Tras el fracaso de los bloqueos vacunales en Puno, el Ejecutivo oficializa una medida por 90 días que alcanza a Lima y otras 12 regiones ante un «alto riesgo sanitario».
La oficialización del Decreto Supremo n.º 008-2026-SA no es solo un trámite administrativo; es el reconocimiento explícito de una crisis que el Ministerio de Salud (Minsa) no ha logrado contener. Al declarar la emergencia sanitaria por 90 días en Lima, el Callao y otras 12 regiones, el Gobierno acepta que las acciones previas en Puno resultaron insuficientes frente a un brote que ahora amenaza con diseminarse por gran parte del territorio nacional. La norma admite la persistencia de condiciones que limitan el control de la enfermedad, configurando un escenario crítico que pone en duda la eficacia de las estrategias de prevención ejecutadas hasta la fecha.
El fracaso del cerco epidemiológico en el sur
El decreto revela que, pese a los intentos de realizar un «bloqueo vacunal» por cada caso sospechoso en Puno, la transmisión local no ha podido ser detenida. ¿Cómo es posible que, conociendo el riesgo de expansión, las autoridades sanitarias se vean hoy forzadas a admitir un escenario de «alto riesgo sanitario» que ya compromete desde regiones fronterizas como Tumbes y Tacna hasta el corazón de la Amazonía en Loreto y Ucayali?

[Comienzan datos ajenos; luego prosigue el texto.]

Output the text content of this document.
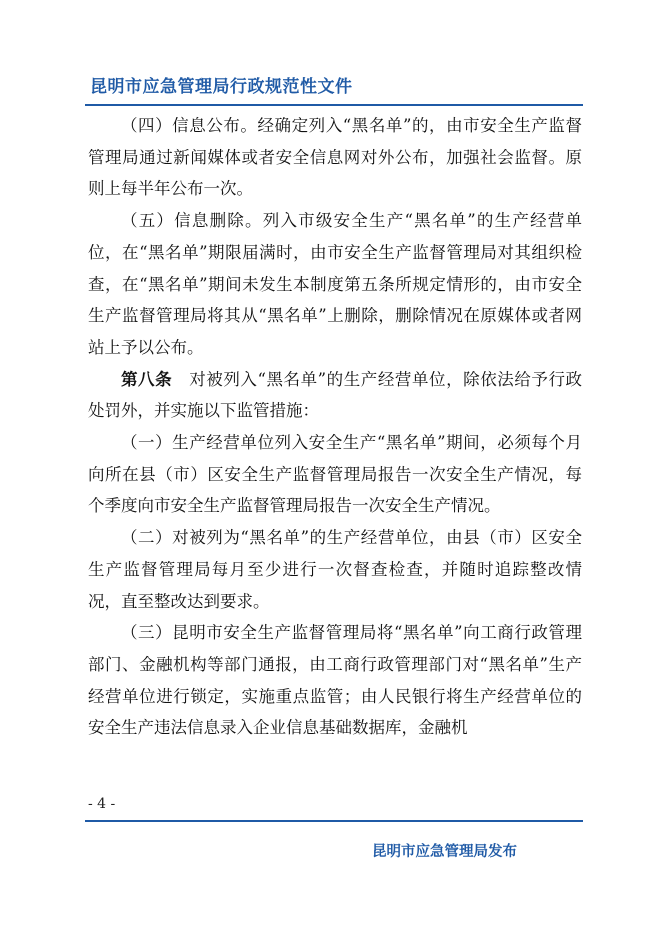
昆明市应急管理局行政规范性文件

（四）信息公布。经确定列入“黑名单”的，由市安全生产监督管理局通过新闻媒体或者安全信息网对外公布，加强社会监督。原则上每半年公布一次。

（五）信息删除。列入市级安全生产“黑名单”的生产经营单位，在“黑名单”期限届满时，由市安全生产监督管理局对其组织检查，在“黑名单”期间未发生本制度第五条所规定情形的，由市安全生产监督管理局将其从“黑名单”上删除，删除情况在原媒体或者网站上予以公布。

第八条　对被列入“黑名单”的生产经营单位，除依法给予行政处罚外，并实施以下监管措施：

（一）生产经营单位列入安全生产“黑名单”期间，必须每个月向所在县（市）区安全生产监督管理局报告一次安全生产情况，每个季度向市安全生产监督管理局报告一次安全生产情况。

（二）对被列为“黑名单”的生产经营单位，由县（市）区安全生产监督管理局每月至少进行一次督查检查，并随时追踪整改情况，直至整改达到要求。

（三）昆明市安全生产监督管理局将“黑名单”向工商行政管理部门、金融机构等部门通报，由工商行政管理部门对“黑名单”生产经营单位进行锁定，实施重点监管；由人民银行将生产经营单位的安全生产违法信息录入企业信息基础数据库，金融机

- 4 -
昆明市应急管理局发布
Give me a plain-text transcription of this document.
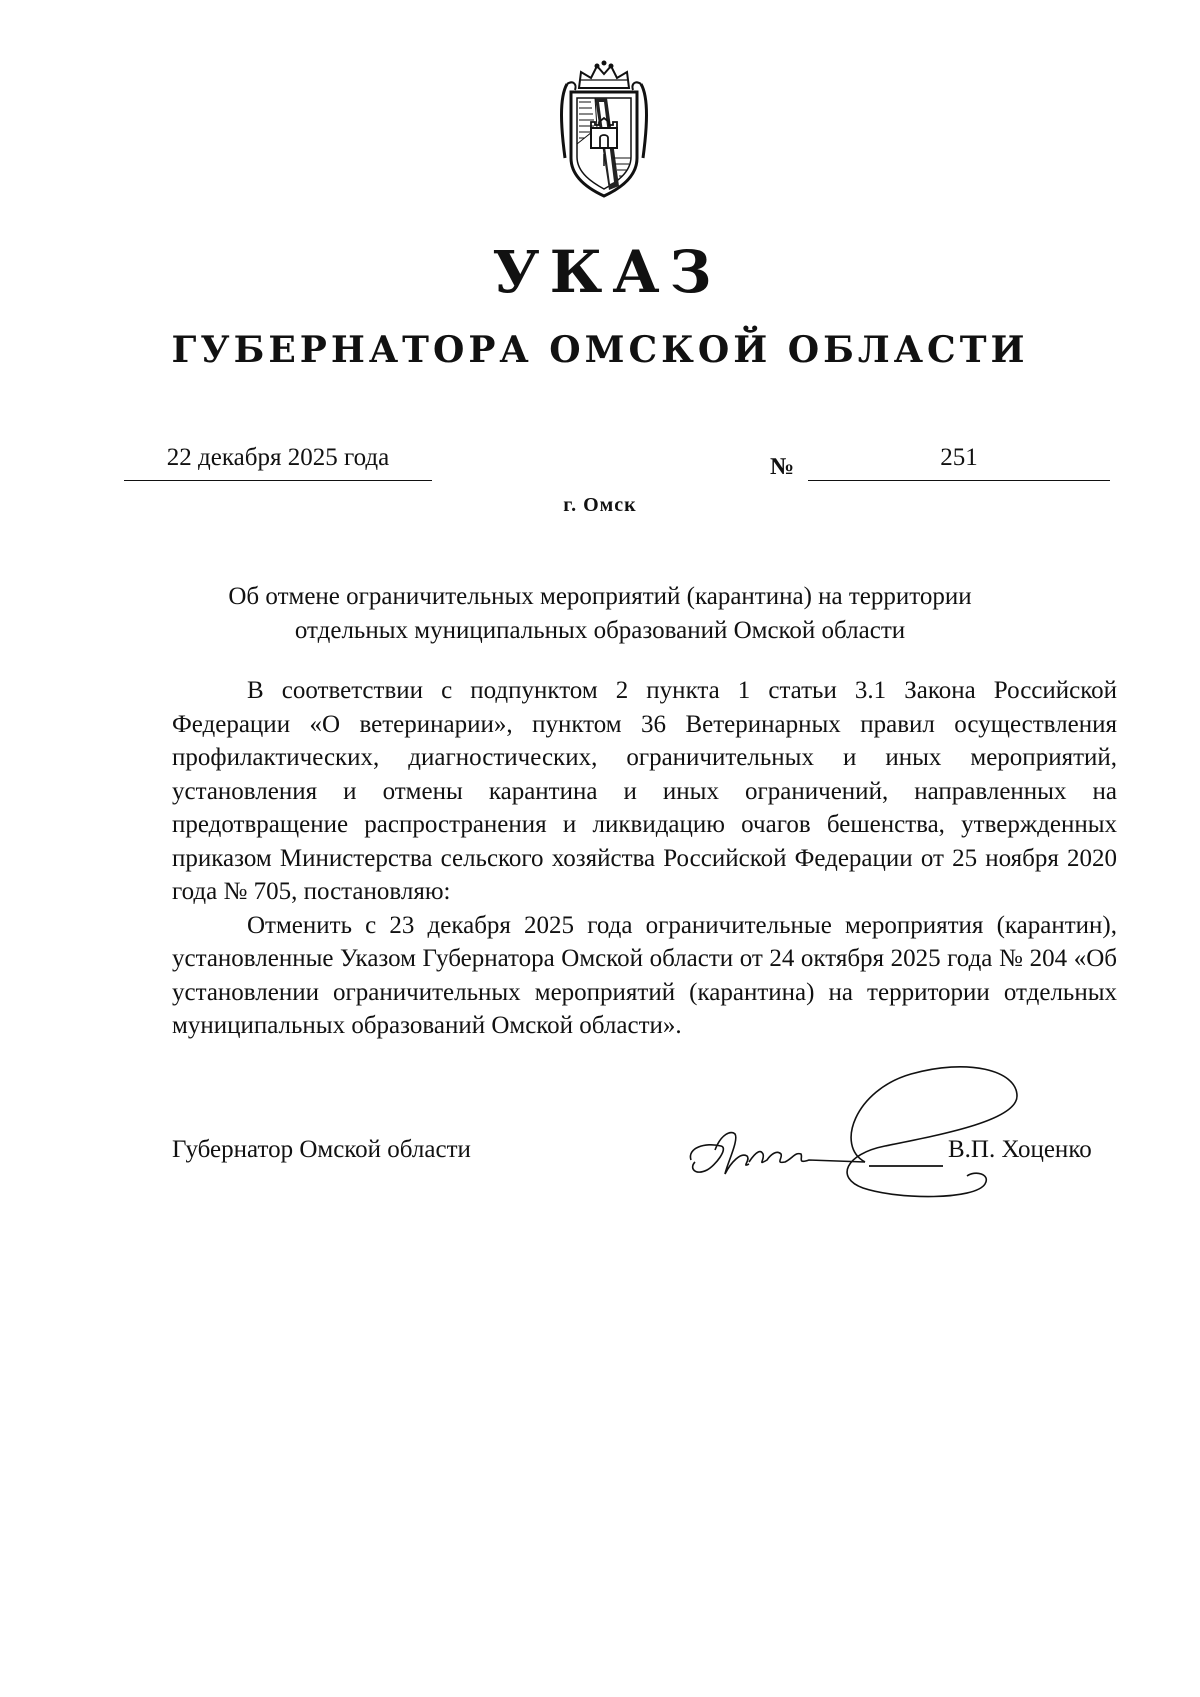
УКАЗ
ГУБЕРНАТОРА ОМСКОЙ ОБЛАСТИ
22 декабря 2025 года	№	251
г. Омск
Об отмене ограничительных мероприятий (карантина) на территории
отдельных муниципальных образований Омской области

В соответствии с подпунктом 2 пункта 1 статьи 3.1 Закона Российской Федерации «О ветеринарии», пунктом 36 Ветеринарных правил осуществления профилактических, диагностических, ограничительных и иных мероприятий, установления и отмены карантина и иных ограничений, направленных на предотвращение распространения и ликвидацию очагов бешенства, утвержденных приказом Министерства сельского хозяйства Российской Федерации от 25 ноября 2020 года № 705, постановляю:

Отменить с 23 декабря 2025 года ограничительные мероприятия (карантин), установленные Указом Губернатора Омской области от 24 октября 2025 года № 204 «Об установлении ограничительных мероприятий (карантина) на территории отдельных муниципальных образований Омской области».

Губернатор Омской области	В.П. Хоценко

La medida alcanza también a Arequipa, Cusco, Huancavelica, Moquegua, Amazonas, Madre de Dios y Apurímac.
Un despliegue de recursos bajo vigilancia
Debido a esta disposición, el Minsa, el Instituto Nacional de Salud y las direcciones de salud involucradas deberán ejecutar medidas inmediatas bajo un plan de acción específico. No obstante, el decreto es enfático en advertir que las contrataciones realizadas al amparo de esta norma deben destinarse exclusivamente a los fines de la emergencia, bajo responsabilidad. En un contexto de cuestionamientos a la gestión pública, surge la duda razonable sobre si estos 90 días servirán para fortalecer realmente el sistema de inmunización o si solo representan una reacción reactiva ante brechas de vacunación que no se cerraron a tiempo.
Rendición de cuentas obligatoria
Al concluir la declaratoria, las entidades intervinientes están obligadas por ley a informar sobre las actividades realizadas, los recursos ejecutados y, lo más importante, los resultados logrados. No bastará con presentar cuadros de ejecución presupuestal; la ciudadanía exige transparencia sobre si esta intervención detendrá efectivamente la cadena de contagios o si la infraestructura de salud pública seguirá mostrando sus costuras más débiles frente a enfermedades que son plenamente prevenibles mediante vacunas.
Lo que falta aclarar
- ¿Cuáles son específicamente las «condiciones que limitan el control del brote» mencionadas en el decreto y por qué no fueron resueltas antes de que el riesgo se tornara nacional?
- ¿Qué falló en la cadena de respuesta en Puno para que el bloqueo vacunal no lograra contener la transmisión local inicial?
- ¿Cuál es el cronograma exacto de abastecimiento de vacunas para las 12 regiones declaradas en emergencia para asegurar que la medida no sea solo un papel firmado?
- ¿Cómo se garantizará que las contrataciones directas bajo este decreto no terminen en irregularidades administrativas, considerando los antecedentes en gestiones de emergencia?